Steve Coffman was in the right place at the right time.
The place was Hawaii, where Coffman was stationed with the U.S. Marine Corps.
The year was 1972, and American Frank Shorter had just won the Olympic gold medal in marathon running in Munich.
The long-distance running craze spread throughout the nation, and Coffman found training in Hawaii especially appealing.
“I owe a lot of it to the perfect place to run,” said Coffman. “I could get out and just enjoy the beautiful outdoors of Hawaii – the ocean, the mountains. It was just enjoyable.”
Coffman, now a physical education teacher for special-needs children at Saratoga Elementary School in Springfield and , dove right in to the sport.
Today, at age 64, he’s run 73 marathons and is preparing to run his 35th consecutive Boston Marathon in April.
Coffman didn’t start out as a long-distance runner. He ran track in high school, and his service in the Marine Corps, from 1971 to 1975, included three-mile runs. When the marathon boom hit, a physician in Honolulu decided to start a marathon there, and Coffman’s interest was piqued.
“They started advertising it, and it’s like, ‘This sounds like something, I can do this,’ type of thing,” he said with a smile. “What did I know? I’m just running three miles.”
Honolulu’s first marathon took place in 1973 and was Coffman’s first. He found he enjoyed the challenge. After leaving the Marine Corps, he returned to his home state of Michigan to earn his master’s degree from in adapted physical education from Michigan State University.

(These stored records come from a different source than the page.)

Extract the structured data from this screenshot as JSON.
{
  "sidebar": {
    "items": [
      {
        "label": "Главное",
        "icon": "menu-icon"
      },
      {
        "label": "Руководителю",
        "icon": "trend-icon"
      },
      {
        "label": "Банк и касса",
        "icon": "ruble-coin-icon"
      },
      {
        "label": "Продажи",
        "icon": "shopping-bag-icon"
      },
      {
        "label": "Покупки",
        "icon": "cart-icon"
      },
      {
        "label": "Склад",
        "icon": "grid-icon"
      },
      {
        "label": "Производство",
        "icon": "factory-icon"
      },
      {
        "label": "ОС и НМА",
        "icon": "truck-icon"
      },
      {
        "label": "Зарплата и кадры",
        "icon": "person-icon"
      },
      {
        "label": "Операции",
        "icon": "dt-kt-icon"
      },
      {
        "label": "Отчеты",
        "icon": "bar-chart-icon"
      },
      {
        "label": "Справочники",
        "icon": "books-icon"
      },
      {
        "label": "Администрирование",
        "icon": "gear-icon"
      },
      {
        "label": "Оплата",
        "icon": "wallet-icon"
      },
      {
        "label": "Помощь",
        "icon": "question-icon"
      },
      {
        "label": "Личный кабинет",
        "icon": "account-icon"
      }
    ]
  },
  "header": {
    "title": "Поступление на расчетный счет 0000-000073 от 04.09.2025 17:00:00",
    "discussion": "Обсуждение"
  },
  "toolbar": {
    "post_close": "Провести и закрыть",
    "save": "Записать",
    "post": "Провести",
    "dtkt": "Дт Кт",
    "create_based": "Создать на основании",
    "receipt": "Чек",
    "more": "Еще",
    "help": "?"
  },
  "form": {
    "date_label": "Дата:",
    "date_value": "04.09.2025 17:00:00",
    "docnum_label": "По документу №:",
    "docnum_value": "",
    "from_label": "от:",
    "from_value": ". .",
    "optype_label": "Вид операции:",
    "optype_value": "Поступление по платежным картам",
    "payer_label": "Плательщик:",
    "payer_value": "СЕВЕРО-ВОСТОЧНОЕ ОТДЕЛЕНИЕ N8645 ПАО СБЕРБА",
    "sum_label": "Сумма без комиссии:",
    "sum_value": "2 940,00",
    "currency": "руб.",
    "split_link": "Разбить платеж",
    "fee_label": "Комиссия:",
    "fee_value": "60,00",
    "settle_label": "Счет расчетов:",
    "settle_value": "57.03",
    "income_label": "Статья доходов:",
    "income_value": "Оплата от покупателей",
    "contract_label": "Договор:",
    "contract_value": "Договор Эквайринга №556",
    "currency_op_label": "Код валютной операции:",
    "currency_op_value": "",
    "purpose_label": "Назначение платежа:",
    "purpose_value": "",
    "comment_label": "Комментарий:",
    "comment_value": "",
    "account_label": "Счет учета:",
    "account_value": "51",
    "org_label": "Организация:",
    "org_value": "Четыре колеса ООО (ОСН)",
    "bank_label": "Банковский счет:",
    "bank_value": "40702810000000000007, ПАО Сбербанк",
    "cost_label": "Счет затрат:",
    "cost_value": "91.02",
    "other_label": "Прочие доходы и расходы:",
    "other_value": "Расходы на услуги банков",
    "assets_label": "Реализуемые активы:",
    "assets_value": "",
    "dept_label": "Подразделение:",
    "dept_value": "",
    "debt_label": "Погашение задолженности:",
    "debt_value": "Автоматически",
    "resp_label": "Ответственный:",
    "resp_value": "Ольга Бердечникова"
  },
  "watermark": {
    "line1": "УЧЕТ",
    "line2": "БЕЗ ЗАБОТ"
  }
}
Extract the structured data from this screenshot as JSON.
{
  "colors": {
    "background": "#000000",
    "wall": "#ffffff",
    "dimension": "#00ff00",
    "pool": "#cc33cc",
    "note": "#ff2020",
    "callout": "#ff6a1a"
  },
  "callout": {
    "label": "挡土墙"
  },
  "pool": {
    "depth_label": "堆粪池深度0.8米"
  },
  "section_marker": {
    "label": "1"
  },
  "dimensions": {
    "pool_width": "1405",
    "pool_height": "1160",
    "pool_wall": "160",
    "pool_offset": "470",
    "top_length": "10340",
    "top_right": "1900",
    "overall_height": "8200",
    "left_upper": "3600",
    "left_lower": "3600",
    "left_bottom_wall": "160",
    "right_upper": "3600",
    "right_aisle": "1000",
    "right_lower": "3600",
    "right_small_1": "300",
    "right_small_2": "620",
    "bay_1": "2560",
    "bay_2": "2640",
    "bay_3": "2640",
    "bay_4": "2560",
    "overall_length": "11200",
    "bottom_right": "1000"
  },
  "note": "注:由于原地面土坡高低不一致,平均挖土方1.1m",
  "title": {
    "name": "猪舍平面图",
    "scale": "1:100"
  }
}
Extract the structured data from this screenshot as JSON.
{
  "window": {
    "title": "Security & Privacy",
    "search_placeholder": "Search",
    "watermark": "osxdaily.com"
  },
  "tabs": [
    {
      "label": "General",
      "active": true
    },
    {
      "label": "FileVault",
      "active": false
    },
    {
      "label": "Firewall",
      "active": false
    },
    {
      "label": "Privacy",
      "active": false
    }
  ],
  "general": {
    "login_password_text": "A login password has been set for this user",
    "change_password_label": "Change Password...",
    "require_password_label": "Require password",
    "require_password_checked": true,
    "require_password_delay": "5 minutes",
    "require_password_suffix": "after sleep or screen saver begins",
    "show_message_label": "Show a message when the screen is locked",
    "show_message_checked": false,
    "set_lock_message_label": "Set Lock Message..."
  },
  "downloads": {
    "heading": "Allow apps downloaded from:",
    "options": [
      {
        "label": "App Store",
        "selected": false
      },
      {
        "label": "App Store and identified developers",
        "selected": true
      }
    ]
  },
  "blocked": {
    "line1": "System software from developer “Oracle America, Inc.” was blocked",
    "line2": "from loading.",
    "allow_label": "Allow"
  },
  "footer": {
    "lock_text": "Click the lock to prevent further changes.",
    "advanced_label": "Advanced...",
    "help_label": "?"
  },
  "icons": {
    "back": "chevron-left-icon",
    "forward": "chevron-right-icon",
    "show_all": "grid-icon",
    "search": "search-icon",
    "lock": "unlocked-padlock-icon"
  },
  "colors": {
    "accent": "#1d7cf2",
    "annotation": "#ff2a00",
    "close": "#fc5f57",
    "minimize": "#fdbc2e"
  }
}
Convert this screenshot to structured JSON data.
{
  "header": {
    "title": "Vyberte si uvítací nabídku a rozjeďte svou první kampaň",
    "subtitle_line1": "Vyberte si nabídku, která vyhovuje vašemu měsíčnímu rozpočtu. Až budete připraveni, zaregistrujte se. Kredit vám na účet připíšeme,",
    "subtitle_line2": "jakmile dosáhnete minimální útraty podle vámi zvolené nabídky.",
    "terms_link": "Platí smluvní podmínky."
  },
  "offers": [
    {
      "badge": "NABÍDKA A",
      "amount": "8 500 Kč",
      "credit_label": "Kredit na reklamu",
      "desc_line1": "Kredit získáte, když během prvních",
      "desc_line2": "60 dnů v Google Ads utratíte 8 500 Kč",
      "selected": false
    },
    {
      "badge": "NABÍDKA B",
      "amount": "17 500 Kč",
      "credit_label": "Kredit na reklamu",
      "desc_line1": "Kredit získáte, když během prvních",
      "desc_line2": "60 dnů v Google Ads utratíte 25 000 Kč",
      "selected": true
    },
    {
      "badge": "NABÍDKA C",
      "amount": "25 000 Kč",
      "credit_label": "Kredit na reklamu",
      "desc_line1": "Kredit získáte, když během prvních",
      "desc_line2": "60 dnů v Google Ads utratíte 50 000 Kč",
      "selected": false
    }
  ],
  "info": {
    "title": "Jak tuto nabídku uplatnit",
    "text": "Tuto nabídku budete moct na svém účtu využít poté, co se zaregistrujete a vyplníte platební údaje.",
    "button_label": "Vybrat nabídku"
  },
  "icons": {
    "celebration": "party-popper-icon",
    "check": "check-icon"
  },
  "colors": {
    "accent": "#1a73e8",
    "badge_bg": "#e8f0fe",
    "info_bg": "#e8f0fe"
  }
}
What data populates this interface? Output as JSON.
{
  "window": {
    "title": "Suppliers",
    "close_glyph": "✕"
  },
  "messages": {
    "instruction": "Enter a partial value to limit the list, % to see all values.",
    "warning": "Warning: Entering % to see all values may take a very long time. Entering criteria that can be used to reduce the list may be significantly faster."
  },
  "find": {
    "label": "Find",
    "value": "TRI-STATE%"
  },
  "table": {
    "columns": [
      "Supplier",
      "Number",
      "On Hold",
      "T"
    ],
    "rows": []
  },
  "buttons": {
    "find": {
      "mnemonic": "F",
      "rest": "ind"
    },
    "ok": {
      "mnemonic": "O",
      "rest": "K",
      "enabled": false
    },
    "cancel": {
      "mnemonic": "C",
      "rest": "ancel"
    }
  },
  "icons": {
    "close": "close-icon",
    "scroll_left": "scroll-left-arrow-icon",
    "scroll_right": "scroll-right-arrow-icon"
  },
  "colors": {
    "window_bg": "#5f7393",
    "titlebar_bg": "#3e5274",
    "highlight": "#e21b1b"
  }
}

He joined a Detroit-area runner’s group and, in 1978, ran the Boston Marathon for the first time. He’s returned to run the 26.2-mile course every year since.
Coffman has also run marathons in Michigan, New York City, Miami, Charlotte and Bermuda. He’s also run 20 Marine Corps Marathons. His most memorable was Athens in October 1988.
At the time, Coffman was teaching at a U.S. Department of Defense school in England and made the trip to Greece to participate in the “original” marathon, running from the plains of Marathon to the Athens stadium. “That was really significant,” he said.
Coffman’s running regimen includes running anywhere from three to 20 miles a day, at least six days a week, depending on how soon the next marathon is. His fastest time came in the 1981 Boston Marathon, when he clocked in at 2:34:22.
During the day, Coffman splits his week between Saratoga and Hollin Meadows He’s been with the school district for 23 years, teaching special-needs children, an interest he developed while volunteering with the Special Olympics in Hawaii during his Marine Corps days.
“It was more rewarding for me, helping special-education students, as a person, and that’s what I’ve done ever since,” he said. “I’m totally satisfied with that.”
Most of his students are classified as having emotional problems. Coffman’s co-workers have nothing but praise for their colleague.
“His patience and his understanding of their needs is just remarkable, to say the least,” said Sarah King, a Saratoga physical education teacher. “He’s phenomenal – always willing to go way out of his way to help anybody, from our colleagues all the way down to the kids.”
Todd Paxton, a Hollin Meadows physical education teacher, called Coffman “inspirational.”
“He’s a real gentleman,” Paxton said. “He’s a good friend. He’s a good mentor to younger PE teachers. … He’s real receptive to helping people out and training people, and helping them learn the ropes. He’s real easy to get along with.”
Meanwhile, Coffman plans to keep running as long as his health allows. He credits his success to his wife, Jackie, and his three children, who have “put up with him” all these years.
“My body’s talking to me, after all the miles and all these years now and my age,” he said. “I just have to adjust to it.”
Still, he has no plans to skip the Boston Marathon anytime soon.